A First Look at Your 2014 Flagler Property Appraisal Numbers

Preliminary values are posted for your property. Learn the difference between your Just (Market) Value, Assessed Value, Exempt Value, Taxable Value and Portability.

Palm Coast, FL – May 19, 2014 – The Flagler County Property Appraiser gives you a first look at what your 2014 property assessed values might be. These are called “Working Values,” which means “subject to change.”  You can check out your values (and your neighbors) at the Property Appraiser’s website,. Here’s what to look for and what the numbers mean.

Based on the Working Values, the final total taxable value of real property in Flagler County is expected to be between 3% and 5% above last year’s total.

I encourage everyone to examine their property records. If you feel that the assessed value (or any other data) is incorrect, do call the Property Appraiser’s office at 386-313-4150. Your calls are welcome because the Property Appraiser wants the information to be correct too. Keep in mind; he does not set your tax rate. That is done by your elected officials. Jay’s job is to fairly and equitably value all property in the county. You should feel that the value assigned to your home is in line with the values assigned to other homes, taking into account differences in size, type of construction, extra features and location.

To find your property record, go to www.flaglerpa.com. You will be greeted on the home page with a picture of what Jay Gardner used to look like. Click “Search Records.”  Read the disclaimer, then click “Yes, I accept the above statement.” On the next page, click “Search by Owner Name.” Enter your name (or your neighbor’s) last name first. (If you get “No Records Found,” go back and try your last name only.) The next page will be either your property record or a list of possible records. Identify the property you are looking for and click on its Parcel Number.

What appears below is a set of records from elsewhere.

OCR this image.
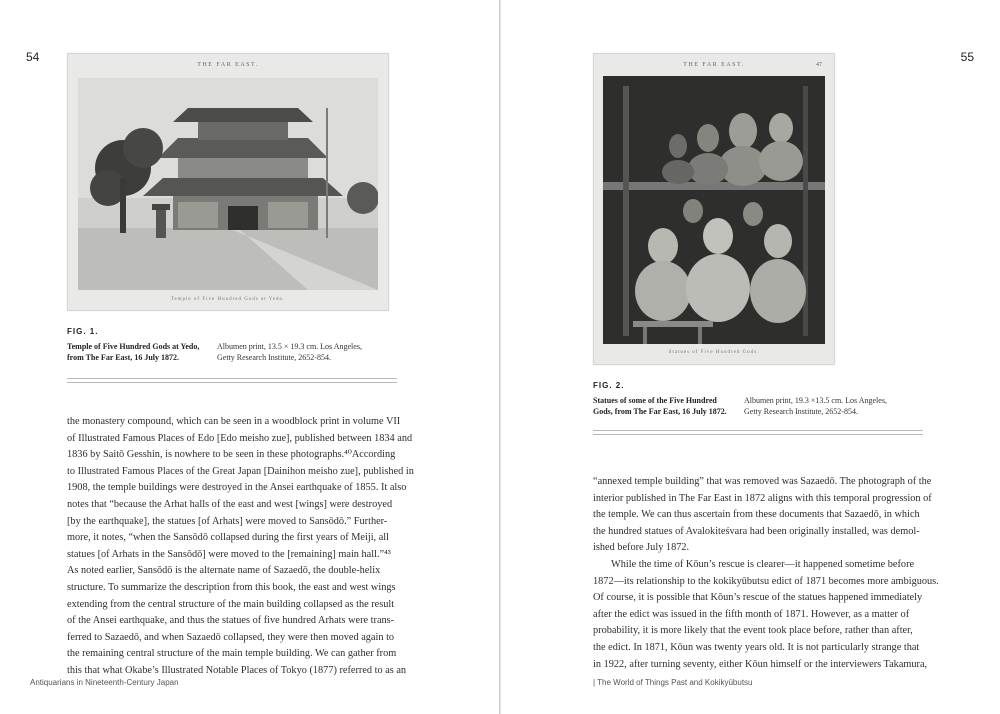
54
THE FAR EAST.
Temple of Five Hundred Gods at Yedo.
FIG. 1.
Temple of Five Hundred Gods at Yedo,
from The Far East, 16 July 1872.
Albumen print, 13.5 × 19.3 cm. Los Angeles,
Getty Research Institute, 2652-854.
the monastery compound, which can be seen in a woodblock print in volume VII
of Illustrated Famous Places of Edo [Edo meisho zue], published between 1834 and
1836 by Saitō Gesshin, is nowhere to be seen in these photographs.⁴⁰According
to Illustrated Famous Places of the Great Japan [Dainihon meisho zue], published in
1908, the temple buildings were destroyed in the Ansei earthquake of 1855. It also
notes that “because the Arhat halls of the east and west [wings] were destroyed
[by the earthquake], the statues [of Arhats] were moved to Sansōdō.” Further-
more, it notes, “when the Sansōdō collapsed during the first years of Meiji, all
statues [of Arhats in the Sansōdō] were moved to the [remaining] main hall.”⁴³
As noted earlier, Sansōdō is the alternate name of Sazaedō, the double-helix
structure. To summarize the description from this book, the east and west wings
extending from the central structure of the main building collapsed as the result
of the Ansei earthquake, and thus the statues of five hundred Arhats were trans-
ferred to Sazaedō, and when Sazaedō collapsed, they were then moved again to
the remaining central structure of the main temple building. We can gather from
this that what Okabe’s Illustrated Notable Places of Tokyo (1877) referred to as an
Antiquarians in Nineteenth-Century Japan
55
THE FAR EAST.	47
Statues of Five Hundred Gods.
FIG. 2.
Statues of some of the Five Hundred
Gods, from The Far East, 16 July 1872.
Albumen print, 19.3 ×13.5 cm. Los Angeles,
Getty Research Institute, 2652-854.
“annexed temple building” that was removed was Sazaedō. The photograph of the
interior published in The Far East in 1872 aligns with this temporal progression of
the temple. We can thus ascertain from these documents that Sazaedō, in which
the hundred statues of Avalokiteśvara had been originally installed, was demol-
ished before July 1872.
While the time of Kōun’s rescue is clearer—it happened sometime before
1872—its relationship to the kokikyūbutsu edict of 1871 becomes more ambiguous.
Of course, it is possible that Kōun’s rescue of the statues happened immediately
after the edict was issued in the fifth month of 1871. However, as a matter of
probability, it is more likely that the event took place before, rather than after,
the edict. In 1871, Kōun was twenty years old. It is not particularly strange that
in 1922, after turning seventy, either Kōun himself or the interviewers Takamura,
| The World of Things Past and Kokikyūbutsu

Your property record has tons of information, but today, I’ll focus only on the Value Information section. First, look at your property’s Just (Market) Value. This number IS NOT an estimate of what your home is worth if you were to sell it. There are four very important things to understand about Just Value:

  1. It will likely be lower than what you think your home is worth. That’s because the valuation process adjusts for things like transaction costs (real estate commission, doc stamps, and filing fees). In a stable market, it is typically about 15% to 20% below the real market price
  2. Assessment numbers are one year in arrears. That means that the 2014 Working Values are based on selling prices from 2013. If the market is going up, as it currently is, the gap between real market price and Just Value will probably be greater. If the market is declining, the gap will be smaller.
  3. True Value is not affected by homestead status. It truly rises and falls with the market, only with the one year delay previously mentioned.
  4. Even if you purchased your home in 2013, its Just Value is probably not equal to last year’s purchase price. Just Value is based on a blended analysis of like properties that also sold last year. Some transaction types are deemed to be “unqualified” for value comparison purposes. Bank foreclosures, many short sales, deeds in lieu of foreclosure and non-arms length transactions are among those typically unqualified.

Here’s an example from the record of a Palm Coast home. I’ll step through how to get from Just Value to Taxable Value.

Property value record of Palm Coast home - GoToby.com

Just (Market) Value: The working Value is $285,722. It is 18.5% above the 2012 Just Value and 12.1% above the 2013 Just Value. That indicates a nice rate of appreciation.

Assessed Value: Florida recognizes Homestead Exemptions when the property is the homeowner’s principle place of residence on January 1 or the current tax year; in this case 2014. Florida’s “Save Our Homes” amendment limits the rate of increase in a homesteaded property’s assessed value to the lesser of 3% OR the increase in the consumer price index. This year, the CPI was the lesser of the two options. In this example, the Working Assessed Value increased only 1.48%.

Exempt Value: The $50,000 in this example is the allowed exemption for a homesteaded property. Other exemptions are available to those qualified; senior, military veteran, etc.

Taxable Value: $198,925 is simply the result of subtracting the Exempt Value from the Assessed Value. This is the number on which your property tax will be calculated by multiplying it by the millage rate. In the example, the taxable value increased 1.85%.

Maximum Save Our Homes Portability (Recently renamed "Protected Value": This represents the difference between Just Value and Assessed Value. You may be able to carry forward all, or a portion, of that difference should you move your homestead to another property in Florida.

Survey: Did the Just Value of your home increase from 2013 to 2014? You can come back to this page later to complete the poll or to check on how other's have responded.


2 replies
  1. Alberto Palomo
    Alberto Palomo says:

    increase of just title

    My just value and assessed value both increased by more than 18%….
    Why my home values increased so much comparing to other properties?
    Is there anything that I can do?
    Your suggestions are appreciated.

  2. Toby
    Toby says:

    Reply to Alberto

    Your property was homesteaded for several years. That status changed in 2014 to non-homesteaded. Therefore you are not subject to the Save Our Homes limit on appraised value increases. If you think the change in status was an error, call the property appraiser’s office.